Last week, Binance announced it would temporarily suspend U.S. dollar bank transfers.
In response to the Paxos order, Binance’s founder and CEO Changpeng Zhao said over Twitter, the company is exploring options to find another issuer of “non-USD based stablecoins.”
Stablecoins make up the majority of transaction volume across the crypto market, currently accounting for 97.5% of all crypto transactions, according to Coinmarketcap. Their success comes down to utility in addition to investor trust in how issuers can manage reserve assets.

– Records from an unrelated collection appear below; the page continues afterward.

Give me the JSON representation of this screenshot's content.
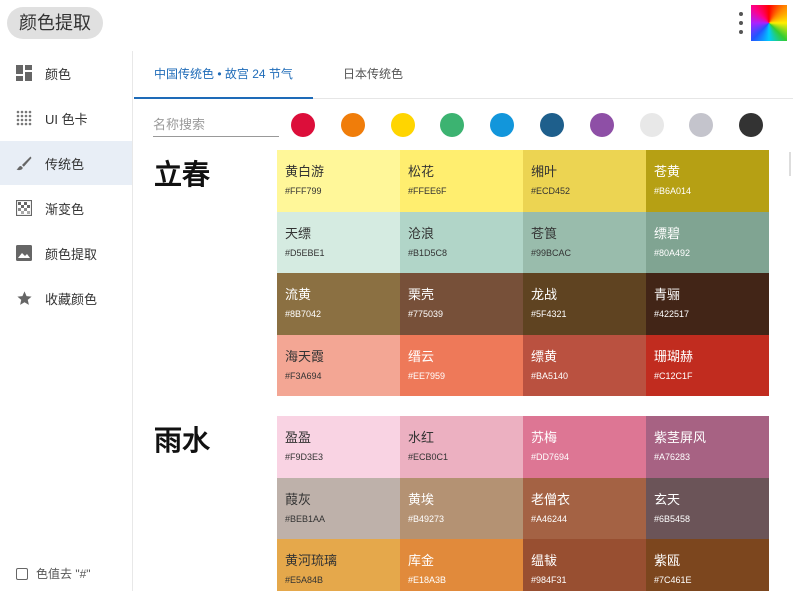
{
  "app": {
    "title": "颜色提取"
  },
  "sidebar": {
    "items": [
      {
        "label": "颜色",
        "icon": "dashboard-icon"
      },
      {
        "label": "UI 色卡",
        "icon": "dot-grid-icon"
      },
      {
        "label": "传统色",
        "icon": "brush-icon"
      },
      {
        "label": "渐变色",
        "icon": "gradient-icon"
      },
      {
        "label": "颜色提取",
        "icon": "image-icon"
      },
      {
        "label": "收藏颜色",
        "icon": "star-icon"
      }
    ],
    "footer_option": "色值去 \"#\""
  },
  "tabs": [
    {
      "label": "中国传统色 • 故宫 24 节气"
    },
    {
      "label": "日本传统色"
    }
  ],
  "search": {
    "placeholder": "名称搜索"
  },
  "filter_colors": [
    "#DC0E3A",
    "#F07D0A",
    "#FFD500",
    "#3CB371",
    "#1296DB",
    "#1E5F8C",
    "#8E4FA6",
    "#E8E8E8",
    "#C4C4CC",
    "#333333"
  ],
  "sections": [
    {
      "title": "立春",
      "colors": [
        {
          "name": "黄白游",
          "hex": "#FFF799"
        },
        {
          "name": "松花",
          "hex": "#FFEE6F"
        },
        {
          "name": "缃叶",
          "hex": "#ECD452"
        },
        {
          "name": "苍黄",
          "hex": "#B6A014"
        },
        {
          "name": "天缥",
          "hex": "#D5EBE1"
        },
        {
          "name": "沧浪",
          "hex": "#B1D5C8"
        },
        {
          "name": "苍筤",
          "hex": "#99BCAC"
        },
        {
          "name": "缥碧",
          "hex": "#80A492"
        },
        {
          "name": "流黄",
          "hex": "#8B7042"
        },
        {
          "name": "栗壳",
          "hex": "#775039"
        },
        {
          "name": "龙战",
          "hex": "#5F4321"
        },
        {
          "name": "青骊",
          "hex": "#422517"
        },
        {
          "name": "海天霞",
          "hex": "#F3A694"
        },
        {
          "name": "缙云",
          "hex": "#EE7959"
        },
        {
          "name": "缥黄",
          "hex": "#BA5140"
        },
        {
          "name": "珊瑚赫",
          "hex": "#C12C1F"
        }
      ]
    },
    {
      "title": "雨水",
      "colors": [
        {
          "name": "盈盈",
          "hex": "#F9D3E3"
        },
        {
          "name": "水红",
          "hex": "#ECB0C1"
        },
        {
          "name": "苏梅",
          "hex": "#DD7694"
        },
        {
          "name": "紫茎屏风",
          "hex": "#A76283"
        },
        {
          "name": "葭灰",
          "hex": "#BEB1AA"
        },
        {
          "name": "黄埃",
          "hex": "#B49273"
        },
        {
          "name": "老僧衣",
          "hex": "#A46244"
        },
        {
          "name": "玄天",
          "hex": "#6B5458"
        },
        {
          "name": "黄河琉璃",
          "hex": "#E5A84B"
        },
        {
          "name": "库金",
          "hex": "#E18A3B"
        },
        {
          "name": "缊韨",
          "hex": "#984F31"
        },
        {
          "name": "紫瓯",
          "hex": "#7C461E"
        }
      ]
    }
  ]
}
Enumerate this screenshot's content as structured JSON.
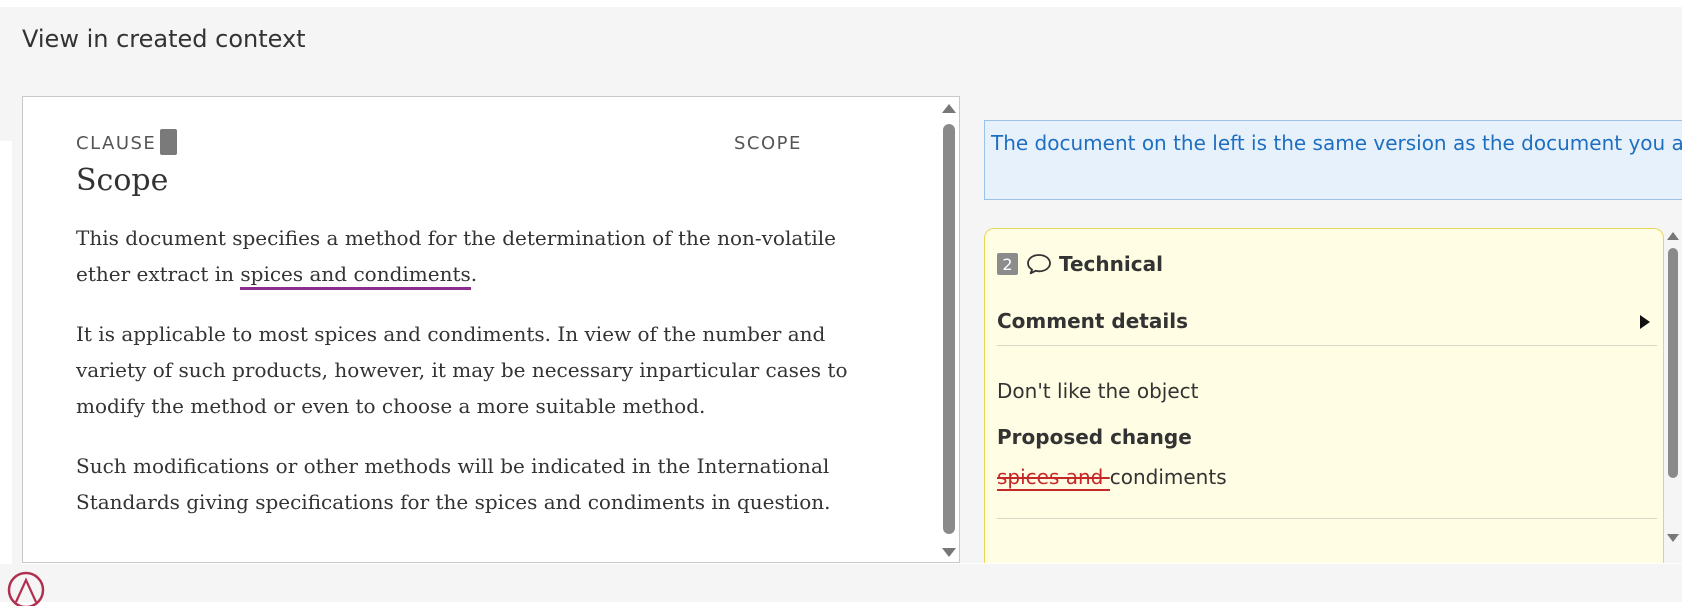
{
  "page": {
    "title": "View in created context"
  },
  "document": {
    "clause_label": "CLAUSE",
    "scope_label": "SCOPE",
    "heading": "Scope",
    "paragraphs": {
      "p1_before": "This document specifies a method for the determination of the non-volatile ether extract in ",
      "p1_highlight": "spices and condiments",
      "p1_after": ".",
      "p2": "It is applicable to most spices and condiments. In view of the number and variety of such products, however, it may be necessary inparticular cases to modify the method or even to choose a more suitable method.",
      "p3": "Such modifications or other methods will be indicated in the International Standards giving specifications for the spices and condiments in question."
    },
    "highlight_color": "#8b2c8f"
  },
  "info": {
    "message": "The document on the left is the same version as the document you are currently working on."
  },
  "comment": {
    "number": "2",
    "type_icon": "speech-bubble-icon",
    "type": "Technical",
    "details_label": "Comment details",
    "details_toggle_icon": "caret-right-icon",
    "observation": "Don't like the object",
    "proposed_label": "Proposed change",
    "proposed_deleted": "spices and ",
    "proposed_kept": "condiments",
    "card_color": "#fffde3",
    "deleted_color": "#c62828"
  },
  "colors": {
    "info_text": "#1f6fc0",
    "info_background": "#e7f1fc"
  }
}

BUSD is the third-largest stablecoin by circulating market capitalization. In the past 24 hours, it has fallen below its crucial $1 price peg to as low as $0.998 per coin. According to a self-reported reserves attestation from February 10, Paxos holds all of the stablecoin’s assets in short duration U.S. Treasuries.
Circle, issuer of the second largest stablecoin, USDC, contends its own coin is different.
“Facts and circumstances in any type of regulatory action like this are all different, as are the structural and regulatory considerations with each of the cryptocurrencies that are in circulation around the world,” Dante Disparte, Circle Chief Strategy Officer said in a shared statement.
At the beginning of May 2022, $20 billion algorithmic stablecoin Terra USD fell below its $1 price peg and quickly collapsed.